I’m convinced that God made special people with special gifts for just this reason.  To slow us down and help us see life from a different perspective.  Anyone who knows such a special person will tell you how that person has influenced their life and allowed them to see things from a different perspective.

This is one of the many reasons the astronomically high abortion rates of children with birth “defects” horrifies me.  What we have labeled a defect is the exact thing we spend our lives searching for.  We wonder why we can’t live simply, but we have devalued those that do.  Those that can help us learn to enjoy living more slowly, simply. 

Perhaps the ones who are living, REALLY LIVING, are the ones our society has said have lives that aren’t worth living. 

Maybe those who live simply aren't so simple after all.  Maybe the reason God made them isn't so simple after all.  It might just be one of the most complex reasons of all. 

Friday, March 8, 2013

Wiggling Toes

I knew today would come. 

A day I dreaded.  Something I knew would bring tears to my eyes. 

Today Melody realized she was made a little different and there are things she can and cannot do.  No matter how hard she tries.

Today Melody discovered her sister can wiggle her toes, and that she can't. 

It made her mad!  She wants us to help her wiggle those toes. 

And so we will.  We'll wiggle those toes for her as often as we can.

And we'll talk about what she can and cannot do and what WE can and cannot do. 

For, no matter how hard we try, there are just some things we can't do. 

We can focus on what we can't do, or we can focus on what we CAN do. 

And, we can wiggle someone else's toes and bring joy to each of our lives in the process.

So, go find someone whose toes need a little help wiggling, and do it!

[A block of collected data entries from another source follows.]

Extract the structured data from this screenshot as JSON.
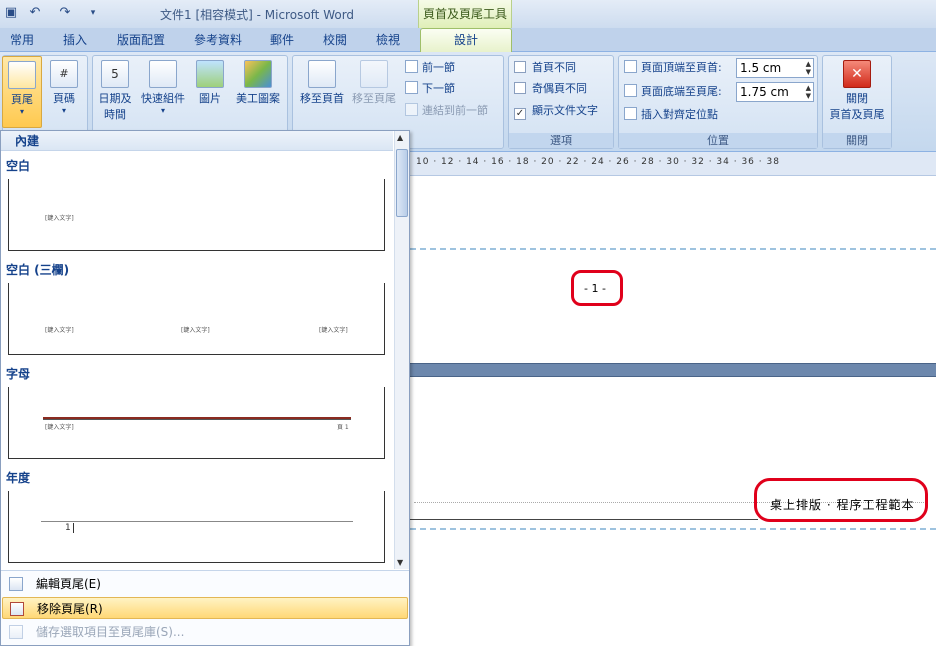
{
  "window": {
    "title": "文件1 [相容模式] - Microsoft Word",
    "tool_context": "頁首及頁尾工具"
  },
  "tabs": [
    "常用",
    "插入",
    "版面配置",
    "參考資料",
    "郵件",
    "校閱",
    "檢視"
  ],
  "active_tab": "設計",
  "ribbon": {
    "header_footer": {
      "footer": "頁尾",
      "page_number": "頁碼"
    },
    "insert": {
      "date_time_1": "日期及",
      "date_time_2": "時間",
      "quick_parts": "快速組件",
      "picture": "圖片",
      "clip_art": "美工圖案"
    },
    "navigation": {
      "goto_header": "移至頁首",
      "goto_footer": "移至頁尾",
      "prev_section": "前一節",
      "next_section": "下一節",
      "link_previous": "連結到前一節"
    },
    "options": {
      "label": "選項",
      "diff_first": "首頁不同",
      "diff_odd_even": "奇偶頁不同",
      "show_doc_text": "顯示文件文字",
      "show_doc_text_checked": "✓"
    },
    "position": {
      "label": "位置",
      "header_from_top": "頁面頂端至頁首:",
      "header_value": "1.5 cm",
      "footer_from_bottom": "頁面底端至頁尾:",
      "footer_value": "1.75 cm",
      "insert_align_tab": "插入對齊定位點"
    },
    "close": {
      "label": "關閉",
      "btn_1": "關閉",
      "btn_2": "頁首及頁尾"
    }
  },
  "ruler": {
    "ticks": "10 · 12 · 14 · 16 · 18 · 20 · 22 · 24 · 26 · 28 · 30 · 32 · 34 · 36 · 38"
  },
  "document": {
    "page_number": "- 1 -",
    "footer_text": "桌上排版 · 程序工程範本"
  },
  "gallery": {
    "header": "內建",
    "sections": [
      {
        "label": "空白",
        "placeholders": [
          "[鍵入文字]"
        ]
      },
      {
        "label": "空白 (三欄)",
        "placeholders": [
          "[鍵入文字]",
          "[鍵入文字]",
          "[鍵入文字]"
        ]
      },
      {
        "label": "字母",
        "placeholders": [
          "[鍵入文字]",
          "頁 1"
        ]
      },
      {
        "label": "年度",
        "placeholders": [
          "1"
        ]
      }
    ],
    "menu": {
      "edit_footer": "編輯頁尾(E)",
      "remove_footer": "移除頁尾(R)",
      "save_selection": "儲存選取項目至頁尾庫(S)..."
    }
  },
  "colors": {
    "accent": "#15428b",
    "highlight": "#ffd876",
    "callout": "#e0001b"
  }
}
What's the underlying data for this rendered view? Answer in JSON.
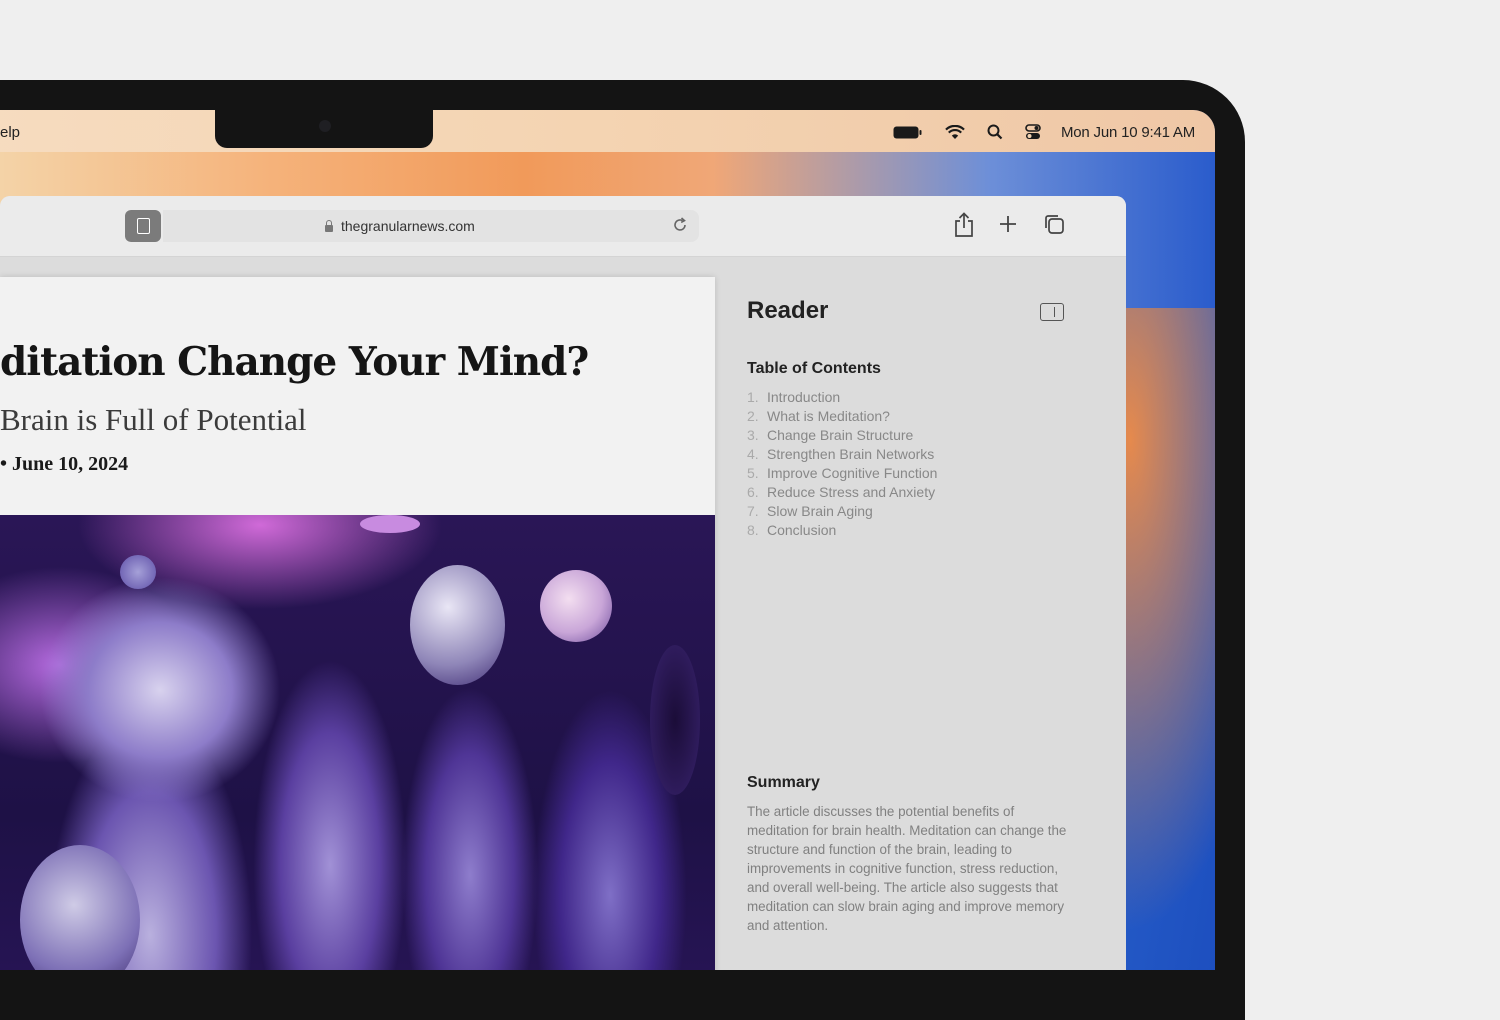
{
  "menubar": {
    "help_label": "elp",
    "clock": "Mon Jun 10  9:41 AM",
    "icons": [
      "battery-icon",
      "wifi-icon",
      "search-icon",
      "control-center-icon"
    ]
  },
  "browser": {
    "url": "thegranularnews.com",
    "icons": [
      "reader-icon",
      "lock-icon",
      "reload-icon",
      "share-icon",
      "new-tab-icon",
      "tabs-overview-icon"
    ]
  },
  "article": {
    "headline": "ditation Change Your Mind?",
    "subheadline": "Brain is Full of Potential",
    "date": "•  June 10, 2024"
  },
  "reader": {
    "title": "Reader",
    "toc_heading": "Table of Contents",
    "toc": [
      {
        "num": "1.",
        "label": "Introduction"
      },
      {
        "num": "2.",
        "label": "What is Meditation?"
      },
      {
        "num": "3.",
        "label": "Change Brain Structure"
      },
      {
        "num": "4.",
        "label": "Strengthen Brain Networks"
      },
      {
        "num": "5.",
        "label": "Improve Cognitive Function"
      },
      {
        "num": "6.",
        "label": "Reduce Stress and Anxiety"
      },
      {
        "num": "7.",
        "label": "Slow Brain Aging"
      },
      {
        "num": "8.",
        "label": "Conclusion"
      }
    ],
    "summary_heading": "Summary",
    "summary": "The article discusses the potential benefits of meditation for brain health. Meditation can change the structure and function of the brain, leading to improvements in cognitive function, stress reduction, and overall well-being. The article also suggests that meditation can slow brain aging and improve memory and attention."
  }
}
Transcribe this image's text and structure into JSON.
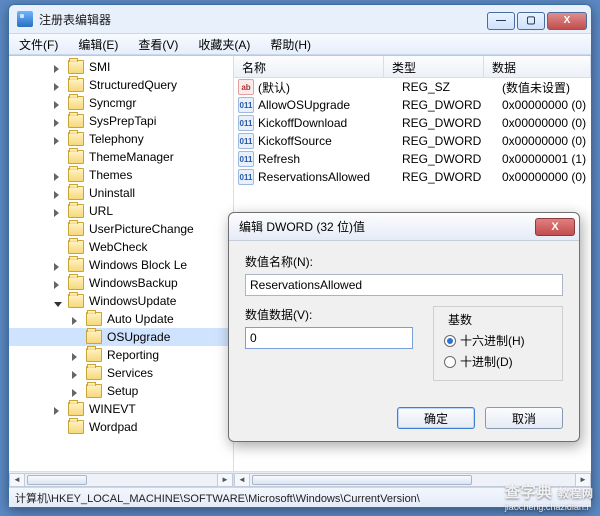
{
  "window": {
    "title": "注册表编辑器",
    "min": "—",
    "max": "▢",
    "close": "X"
  },
  "menu": {
    "file": "文件(F)",
    "edit": "编辑(E)",
    "view": "查看(V)",
    "fav": "收藏夹(A)",
    "help": "帮助(H)"
  },
  "tree": {
    "items": [
      {
        "label": "SMI",
        "level": 1,
        "exp": "right"
      },
      {
        "label": "StructuredQuery",
        "level": 1,
        "exp": "right"
      },
      {
        "label": "Syncmgr",
        "level": 1,
        "exp": "right"
      },
      {
        "label": "SysPrepTapi",
        "level": 1,
        "exp": "right"
      },
      {
        "label": "Telephony",
        "level": 1,
        "exp": "right"
      },
      {
        "label": "ThemeManager",
        "level": 1,
        "exp": "none"
      },
      {
        "label": "Themes",
        "level": 1,
        "exp": "right"
      },
      {
        "label": "Uninstall",
        "level": 1,
        "exp": "right"
      },
      {
        "label": "URL",
        "level": 1,
        "exp": "right"
      },
      {
        "label": "UserPictureChange",
        "level": 1,
        "exp": "none"
      },
      {
        "label": "WebCheck",
        "level": 1,
        "exp": "none"
      },
      {
        "label": "Windows Block Le",
        "level": 1,
        "exp": "right"
      },
      {
        "label": "WindowsBackup",
        "level": 1,
        "exp": "right"
      },
      {
        "label": "WindowsUpdate",
        "level": 1,
        "exp": "down"
      },
      {
        "label": "Auto Update",
        "level": 2,
        "exp": "right"
      },
      {
        "label": "OSUpgrade",
        "level": 2,
        "exp": "none",
        "selected": true
      },
      {
        "label": "Reporting",
        "level": 2,
        "exp": "right"
      },
      {
        "label": "Services",
        "level": 2,
        "exp": "right"
      },
      {
        "label": "Setup",
        "level": 2,
        "exp": "right"
      },
      {
        "label": "WINEVT",
        "level": 1,
        "exp": "right"
      },
      {
        "label": "Wordpad",
        "level": 1,
        "exp": "none"
      }
    ]
  },
  "columns": {
    "name": "名称",
    "type": "类型",
    "data": "数据"
  },
  "values": [
    {
      "icon": "sz",
      "name": "(默认)",
      "type": "REG_SZ",
      "data": "(数值未设置)"
    },
    {
      "icon": "dw",
      "name": "AllowOSUpgrade",
      "type": "REG_DWORD",
      "data": "0x00000000 (0)"
    },
    {
      "icon": "dw",
      "name": "KickoffDownload",
      "type": "REG_DWORD",
      "data": "0x00000000 (0)"
    },
    {
      "icon": "dw",
      "name": "KickoffSource",
      "type": "REG_DWORD",
      "data": "0x00000000 (0)"
    },
    {
      "icon": "dw",
      "name": "Refresh",
      "type": "REG_DWORD",
      "data": "0x00000001 (1)"
    },
    {
      "icon": "dw",
      "name": "ReservationsAllowed",
      "type": "REG_DWORD",
      "data": "0x00000000 (0)"
    }
  ],
  "statusbar": "计算机\\HKEY_LOCAL_MACHINE\\SOFTWARE\\Microsoft\\Windows\\CurrentVersion\\",
  "dialog": {
    "title": "编辑 DWORD (32 位)值",
    "name_label": "数值名称(N):",
    "name_value": "ReservationsAllowed",
    "data_label": "数值数据(V):",
    "data_value": "0",
    "base_label": "基数",
    "hex": "十六进制(H)",
    "dec": "十进制(D)",
    "ok": "确定",
    "cancel": "取消",
    "close": "X"
  },
  "watermark": {
    "big": "查字典",
    "small": "jiaocheng.chazidian.r",
    "tag": "教程网"
  }
}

Wednesday, February 20, 2013

6 Months of Silence

Silence

I've often noticed that when there is silence in a friendship, it means someone is hurting.  Something stressful is occurring in their life. 

The same is true in mine.  When things are going well and I'm feeling positive, I call people, reach out, make arrangements to get together, etc.

But, when I'm hurting or struggling with something, the opposite occurs.  I'm silent.  You don't hear from me. 

I've often pondered on the comment, "call me if you need anything."  The reality is, when I need something the most, that is when I will not call.  I cannot call.  That is when a call from a caring friend or friend who does some act of encouragement without needing to ask what you need, mean so much. 

6 months have passed since my Mom went to be with Jesus.  I've thought about blogging over those months, but what do I say?  How do I even begin to put feelings of grief and loss into words?  How do I begin to describe what life feels like without my Mom here? 

Silence isn't necessarily bad, it is a time for us to grieve and process.  A time to think things over.

It is also a reminder, that when we haven't heard from or seen someone, perhaps we should make the extra effort to reach out.  Chances are they need a call, a word of encouragement and a prayer. 

Who has been "silent" in your life lately?  Reach out to them today.  They still may not be able to express all that is going on, but a caring friend reaching through the silence to say, "I care," is always welcome. 

Proverbs 17:17 "A friend loves at all times, and a brother is born for adversity."